Impact
The Linux kernel's flash memory driver, spi-nor, contains an out-of-bounds read bug in spi_nor_params_show(). The function mistakes the size of an array of pointers for the number of elements by using sizeof on the pointer array, which on 64-bit systems inflates the length eight times. This miscalculation is used by spi_nor_print_flags() to bounds-check array accesses, allowing a flag that exceeds the real element count but falls within the inflated byte size to trigger a read beyond the array boundary. The exposed data can include sensitive kernel memory, resulting in information disclosure.
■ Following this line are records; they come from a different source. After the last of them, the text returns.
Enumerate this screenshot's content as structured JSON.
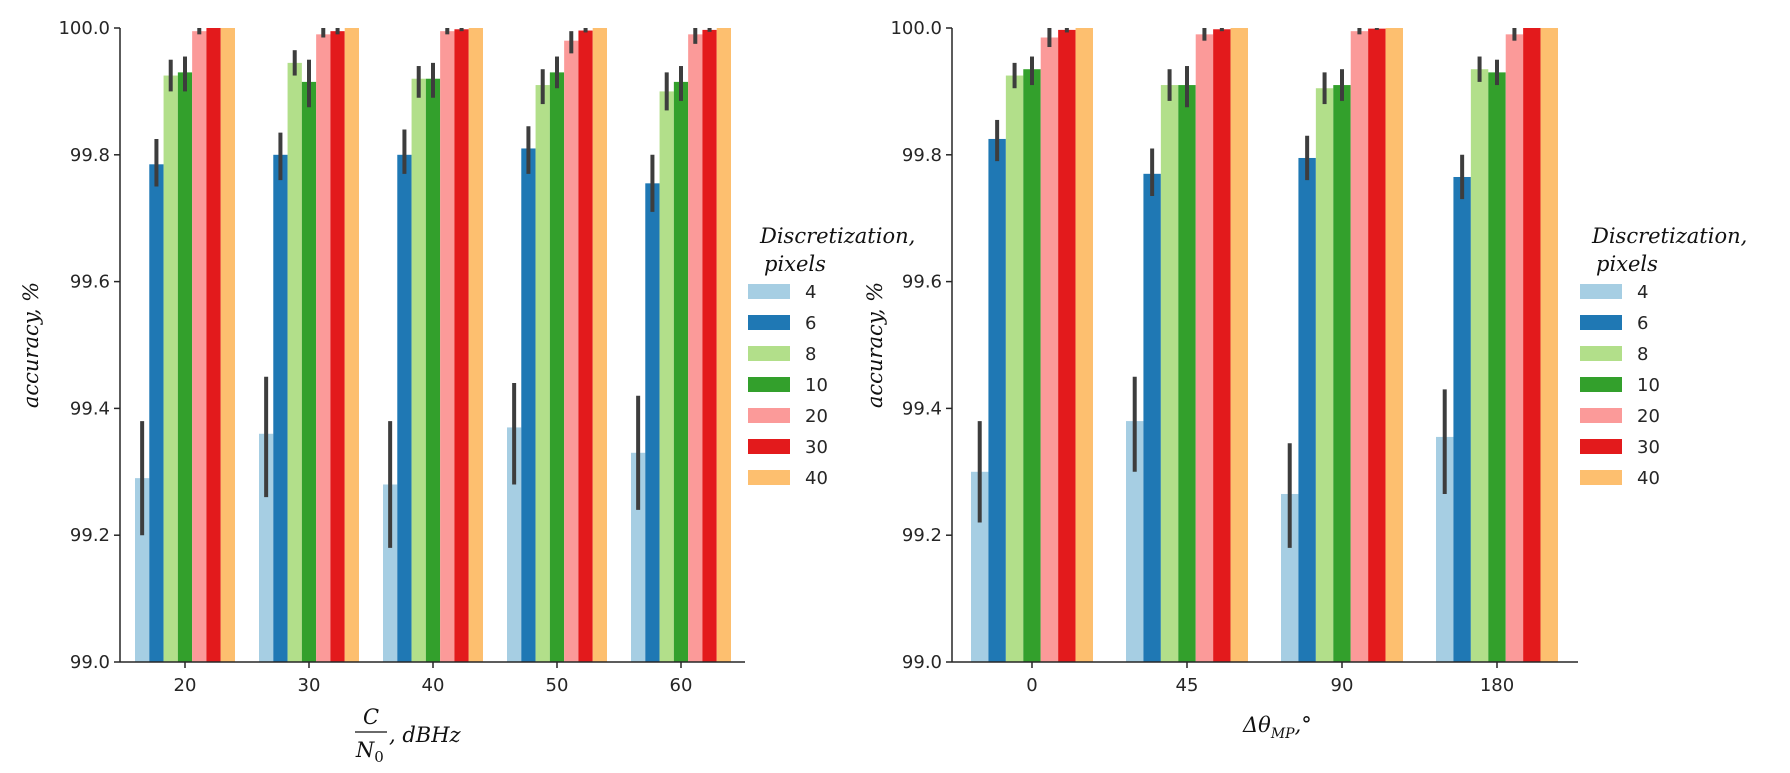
{
  "chart_data": [
    {
      "type": "bar",
      "panel": "left",
      "categories": [
        "20",
        "30",
        "40",
        "50",
        "60"
      ],
      "xlabel": "C / N0, dBHz",
      "xlabel_num": "C",
      "xlabel_den": "N",
      "xlabel_den_sub": "0",
      "xlabel_suffix": ", dBHz",
      "ylabel": "accuracy, %",
      "ylim": [
        99.0,
        100.0
      ],
      "yticks": [
        "99.0",
        "99.2",
        "99.4",
        "99.6",
        "99.8",
        "100.0"
      ],
      "legend_title_line1": "Discretization,",
      "legend_title_line2": "pixels",
      "legend_placement": "right",
      "series": [
        {
          "name": "4",
          "color": "#a6cee3",
          "values": [
            99.29,
            99.36,
            99.28,
            99.37,
            99.33
          ],
          "err_low": [
            99.2,
            99.26,
            99.18,
            99.28,
            99.24
          ],
          "err_high": [
            99.38,
            99.45,
            99.38,
            99.44,
            99.42
          ]
        },
        {
          "name": "6",
          "color": "#1f78b4",
          "values": [
            99.785,
            99.8,
            99.8,
            99.81,
            99.755
          ],
          "err_low": [
            99.75,
            99.76,
            99.77,
            99.77,
            99.71
          ],
          "err_high": [
            99.825,
            99.835,
            99.84,
            99.845,
            99.8
          ]
        },
        {
          "name": "8",
          "color": "#b2df8a",
          "values": [
            99.925,
            99.945,
            99.92,
            99.91,
            99.9
          ],
          "err_low": [
            99.9,
            99.925,
            99.89,
            99.88,
            99.87
          ],
          "err_high": [
            99.95,
            99.965,
            99.94,
            99.935,
            99.93
          ]
        },
        {
          "name": "10",
          "color": "#33a02c",
          "values": [
            99.93,
            99.915,
            99.92,
            99.93,
            99.915
          ],
          "err_low": [
            99.9,
            99.875,
            99.89,
            99.905,
            99.885
          ],
          "err_high": [
            99.955,
            99.95,
            99.945,
            99.955,
            99.94
          ]
        },
        {
          "name": "20",
          "color": "#fb9a99",
          "values": [
            99.995,
            99.99,
            99.995,
            99.98,
            99.99
          ],
          "err_low": [
            99.99,
            99.985,
            99.99,
            99.96,
            99.975
          ],
          "err_high": [
            100.0,
            100.0,
            100.0,
            99.995,
            100.0
          ]
        },
        {
          "name": "30",
          "color": "#e31a1c",
          "values": [
            100.0,
            99.995,
            99.998,
            99.996,
            99.997
          ],
          "err_low": [
            100.0,
            99.99,
            99.995,
            99.993,
            99.994
          ],
          "err_high": [
            100.0,
            100.0,
            100.0,
            100.0,
            100.0
          ]
        },
        {
          "name": "40",
          "color": "#fdbf6f",
          "values": [
            100.0,
            100.0,
            100.0,
            100.0,
            100.0
          ],
          "err_low": [
            100.0,
            100.0,
            100.0,
            100.0,
            100.0
          ],
          "err_high": [
            100.0,
            100.0,
            100.0,
            100.0,
            100.0
          ]
        }
      ]
    },
    {
      "type": "bar",
      "panel": "right",
      "categories": [
        "0",
        "45",
        "90",
        "180"
      ],
      "xlabel": "Δθ_MP, °",
      "xlabel_main": "Δθ",
      "xlabel_sub": "MP",
      "xlabel_suffix": ",°",
      "ylabel": "accuracy, %",
      "ylim": [
        99.0,
        100.0
      ],
      "yticks": [
        "99.0",
        "99.2",
        "99.4",
        "99.6",
        "99.8",
        "100.0"
      ],
      "legend_title_line1": "Discretization,",
      "legend_title_line2": "pixels",
      "legend_placement": "right",
      "series": [
        {
          "name": "4",
          "color": "#a6cee3",
          "values": [
            99.3,
            99.38,
            99.265,
            99.355
          ],
          "err_low": [
            99.22,
            99.3,
            99.18,
            99.265
          ],
          "err_high": [
            99.38,
            99.45,
            99.345,
            99.43
          ]
        },
        {
          "name": "6",
          "color": "#1f78b4",
          "values": [
            99.825,
            99.77,
            99.795,
            99.765
          ],
          "err_low": [
            99.79,
            99.735,
            99.76,
            99.73
          ],
          "err_high": [
            99.855,
            99.81,
            99.83,
            99.8
          ]
        },
        {
          "name": "8",
          "color": "#b2df8a",
          "values": [
            99.925,
            99.91,
            99.905,
            99.935
          ],
          "err_low": [
            99.905,
            99.885,
            99.88,
            99.915
          ],
          "err_high": [
            99.945,
            99.935,
            99.93,
            99.955
          ]
        },
        {
          "name": "10",
          "color": "#33a02c",
          "values": [
            99.935,
            99.91,
            99.91,
            99.93
          ],
          "err_low": [
            99.91,
            99.875,
            99.885,
            99.91
          ],
          "err_high": [
            99.955,
            99.94,
            99.935,
            99.95
          ]
        },
        {
          "name": "20",
          "color": "#fb9a99",
          "values": [
            99.985,
            99.99,
            99.995,
            99.99
          ],
          "err_low": [
            99.97,
            99.98,
            99.99,
            99.98
          ],
          "err_high": [
            100.0,
            100.0,
            100.0,
            100.0
          ]
        },
        {
          "name": "30",
          "color": "#e31a1c",
          "values": [
            99.997,
            99.998,
            99.999,
            100.0
          ],
          "err_low": [
            99.993,
            99.995,
            99.997,
            100.0
          ],
          "err_high": [
            100.0,
            100.0,
            100.0,
            100.0
          ]
        },
        {
          "name": "40",
          "color": "#fdbf6f",
          "values": [
            100.0,
            100.0,
            100.0,
            100.0
          ],
          "err_low": [
            100.0,
            100.0,
            100.0,
            100.0
          ],
          "err_high": [
            100.0,
            100.0,
            100.0,
            100.0
          ]
        }
      ]
    }
  ]
}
The weakness corresponds to CWE-125 (Out-of-bounds Read) and CWE-788 (Read or Write of Invalid Memory Location).
Affected Systems
All Linux kernel versions that contain the debugfs spi-nor implementation are affected until the fix is applied. The issue is present in the source tree for the Linux kernel as a whole, with no version restrictions listed. System administrators should consider any kernel running the buggy code as susceptible.
Risk and Exploitability
The vulnerability has a CVSS score of 7.1, EPSS < 1%, and is not listed in the CISA KEV catalog. While the description does not explicitly state an exploitation path, the code path involves debugfs, so the likely attack vector is local access to debugfs, which is typically available only to users with root privileges or those granted debugfs permissions. Thus the attack surface is local and requires elevated or privileged user access. An attacker who can read the out-of-bounds data might use the information disclosure to facilitate further local privilege escalation or sensitive data extraction; no remote exploitation path is described.